In terms of Ind AS 36 - Impairment of Assets issued by ICAI, the management has reviewed its fixed assets and arrived at the conclusion that impairment loss which is difference between the carrying amount and recoverable value of assets, was not material and hence no provision is required to be made.

Note No. 14

As permitted by CERC & GERC (Regulating authorities), the company has opted for purchase of power through approved Power exchange which has resulted in to gain of Rs. 4.37 Lakhs (Previous year Rs. 27.88 Lakhs) and power & fuel expenses are reduced to that extent.

Note No. 15 - First time adoption of Ind AS

The company has prepared its first Financial Statements in accordance with Ind AS for the year ended March 31, 2018. For periods up to and including the year ended 31 March 2017, the Company prepared its financial statements in accordance with Indian GAAP including accounting standards notified under the Companies (Accounting Standards) Rules, 2006 (as amended). The effective date for Company’s Ind AS Opening Balance Sheet is 1 April 2016 (the date of transition to Ind AS).

The accounting policies set out in Note 1 have been applied in preparing the financial statements for the year ended March 31, 2018, the comparative information presented in these financial statements for the year ended March 31, 2017 and in the preparation of an opening Ind AS Balance Sheet at April 01, 2016 (the Company’s date of transition). According to Ind AS 101, the first Ind AS Financial Statements must use recognition and measurement principles that are based on standards and interpretations that are effective at March 31, 2018, the date of first time preparation of Financial Statements according to Ind AS. These accounting principles and measurement principles must be applied retrospectively to the date of transition to Ind AS and for all periods presented within the first Ind AS Financial Statements.

Any resulting differences between carrying amounts of assets and liabilities according to Ind AS 101 as of April 01, 2016 compared with those presented in the Indian GAAP Balance Sheet as of March 31, 2016, were recognized in equity under retained earnings within the Ind AS Balance Sheet.

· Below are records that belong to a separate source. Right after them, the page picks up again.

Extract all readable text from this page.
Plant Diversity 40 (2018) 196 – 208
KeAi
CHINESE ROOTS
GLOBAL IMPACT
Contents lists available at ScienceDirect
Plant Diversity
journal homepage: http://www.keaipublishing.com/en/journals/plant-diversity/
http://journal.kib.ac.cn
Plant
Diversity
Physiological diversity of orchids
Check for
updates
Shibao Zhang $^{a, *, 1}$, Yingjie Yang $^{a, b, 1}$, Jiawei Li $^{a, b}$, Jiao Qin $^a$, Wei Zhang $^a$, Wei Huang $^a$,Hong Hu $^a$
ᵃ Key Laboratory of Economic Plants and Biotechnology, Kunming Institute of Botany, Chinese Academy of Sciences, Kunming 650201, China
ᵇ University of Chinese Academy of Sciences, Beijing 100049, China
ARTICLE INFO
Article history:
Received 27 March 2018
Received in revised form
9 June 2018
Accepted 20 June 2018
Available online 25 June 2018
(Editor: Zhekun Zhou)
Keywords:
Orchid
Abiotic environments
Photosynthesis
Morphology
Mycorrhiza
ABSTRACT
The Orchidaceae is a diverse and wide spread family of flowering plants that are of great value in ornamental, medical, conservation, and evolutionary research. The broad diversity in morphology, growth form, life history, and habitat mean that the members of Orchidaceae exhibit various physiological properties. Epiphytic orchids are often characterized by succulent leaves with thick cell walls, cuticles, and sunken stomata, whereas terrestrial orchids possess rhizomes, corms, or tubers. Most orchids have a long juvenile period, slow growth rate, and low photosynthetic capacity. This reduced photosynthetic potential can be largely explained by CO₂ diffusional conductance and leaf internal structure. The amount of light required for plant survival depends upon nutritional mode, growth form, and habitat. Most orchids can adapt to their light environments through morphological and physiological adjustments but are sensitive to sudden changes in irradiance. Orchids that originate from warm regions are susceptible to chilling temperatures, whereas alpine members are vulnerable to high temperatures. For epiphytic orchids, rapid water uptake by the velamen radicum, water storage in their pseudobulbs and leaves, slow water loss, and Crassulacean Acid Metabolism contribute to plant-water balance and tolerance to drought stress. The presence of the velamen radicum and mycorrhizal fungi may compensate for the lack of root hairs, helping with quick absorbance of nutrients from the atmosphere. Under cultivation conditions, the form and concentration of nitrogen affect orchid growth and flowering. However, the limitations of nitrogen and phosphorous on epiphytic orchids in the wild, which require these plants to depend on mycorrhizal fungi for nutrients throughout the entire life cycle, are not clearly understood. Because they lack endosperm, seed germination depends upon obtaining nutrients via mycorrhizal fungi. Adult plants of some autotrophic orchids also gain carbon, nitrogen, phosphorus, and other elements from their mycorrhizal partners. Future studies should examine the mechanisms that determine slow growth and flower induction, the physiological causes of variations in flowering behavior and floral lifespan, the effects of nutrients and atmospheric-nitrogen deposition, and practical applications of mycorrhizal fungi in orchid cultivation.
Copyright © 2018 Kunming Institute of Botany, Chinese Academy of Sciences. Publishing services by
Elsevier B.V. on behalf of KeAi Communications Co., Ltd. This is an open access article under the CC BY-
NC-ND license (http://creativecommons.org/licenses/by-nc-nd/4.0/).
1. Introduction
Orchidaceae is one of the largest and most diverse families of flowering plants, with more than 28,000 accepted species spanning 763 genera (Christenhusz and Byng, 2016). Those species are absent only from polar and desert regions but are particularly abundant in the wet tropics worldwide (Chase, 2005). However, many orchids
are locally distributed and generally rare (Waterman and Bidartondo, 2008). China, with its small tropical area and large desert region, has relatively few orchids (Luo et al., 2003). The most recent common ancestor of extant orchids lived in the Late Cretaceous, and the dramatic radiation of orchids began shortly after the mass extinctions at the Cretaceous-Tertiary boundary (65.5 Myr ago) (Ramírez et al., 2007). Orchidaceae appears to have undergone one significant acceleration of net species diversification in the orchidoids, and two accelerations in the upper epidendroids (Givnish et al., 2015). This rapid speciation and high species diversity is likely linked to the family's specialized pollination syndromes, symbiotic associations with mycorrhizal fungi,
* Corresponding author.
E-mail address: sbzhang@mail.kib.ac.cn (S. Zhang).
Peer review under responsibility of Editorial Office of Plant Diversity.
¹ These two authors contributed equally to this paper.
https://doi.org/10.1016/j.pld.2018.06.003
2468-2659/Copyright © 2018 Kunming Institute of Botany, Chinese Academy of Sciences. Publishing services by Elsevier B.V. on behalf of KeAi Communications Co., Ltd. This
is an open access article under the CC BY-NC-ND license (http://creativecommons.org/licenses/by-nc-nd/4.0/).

Note No. 16.1 - Exemption and exceptions availed:

Ind AS optional exemptions

Ind AS 101 permits a first-time adopter to elect to continue with the carrying value for all of its property, plant and equipment as recognized in the financial statements as at the date of transition to Ind AS, measured as per the previous GAAP and use that as its deemed cost as at the date of transition. This exemption can also be used for intangible assets covered by Ind AS 38 Intangible Assets. Accordingly, the Company has elected to measure all of its property, plant and equipment and intangible assets at their previous GAAP carrying value.

IND AS mandatory exceptions:

An entity’s estimates in accordance with Ind AS at the date of transition to Ind AS shall be consistent with estimates made for the same date in accordance with previous GAAP (after adjustments to reflect any difference in accounting policies), unless there is objective evidence that those estimates were in error. Ind AS estimates as at 1 April 2016 are consistent with the estimates as at the same date made in conformity with previous GAAP.

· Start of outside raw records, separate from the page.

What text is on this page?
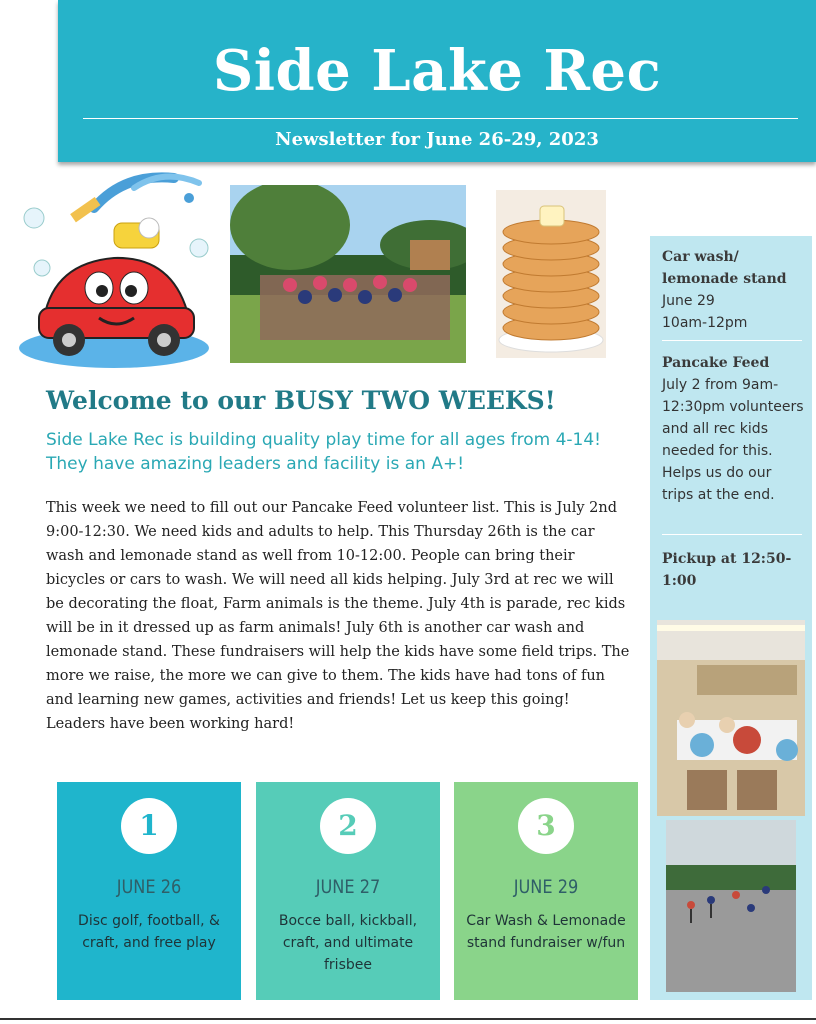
Side Lake Rec
Newsletter for June 26-29, 2023
Welcome to our BUSY TWO WEEKS!
Side Lake Rec is building quality play time for all ages from 4-14! They have amazing leaders and facility is an A+!
This week we need to fill out our Pancake Feed volunteer list. This is July 2nd 9:00-12:30. We need kids and adults to help. This Thursday 26th is the car wash and lemonade stand as well from 10-12:00. People can bring their bicycles or cars to wash. We will need all kids helping. July 3rd at rec we will be decorating the float, Farm animals is the theme. July 4th is parade, rec kids will be in it dressed up as farm animals! July 6th is another car wash and lemonade stand. These fundraisers will help the kids have some field trips. The more we raise, the more we can give to them. The kids have had tons of fun and learning new games, activities and friends! Let us keep this going! Leaders have been working hard!
Car wash/ lemonade stand
June 29
10am-12pm
Pancake Feed
July 2 from 9am-12:30pm volunteers and all rec kids needed for this. Helps us do our trips at the end.
Pickup at 12:50-1:00
1
JUNE 26
Disc golf, football, & craft, and free play
2
JUNE 27
Bocce ball, kickball, craft, and ultimate frisbee
3
JUNE 29
Car Wash & Lemonade stand fundraiser w/fun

Note No. 16.2 - Explanatory notes to the transaction from previous GAAP to Ind AS

a) Proposed Dividend

In the financial statements prepared under Previous GAAP, dividend on equity shares recommended by the board of directors after the end of reporting period but before the financial statements were approved for issue, was recognised as a liability in the financial statements in the reporting period relating to which dividend was proposed. Under Ind AS, such dividend is recognised in the reporting period in which the same is approved by the members in a general meeting.

b) Other comprehensive income:

Under Indian GAAP, the Company has not presented other comprehensive income (OCI) separately. Hence, it has reconciled Indian GAAP Statement of Profit and loss to Statement of Profit and loss as per Ind AS. Further, Indian GAAP Statement of Profit and loss is reconciled to total comprehensive income as per Ind AS.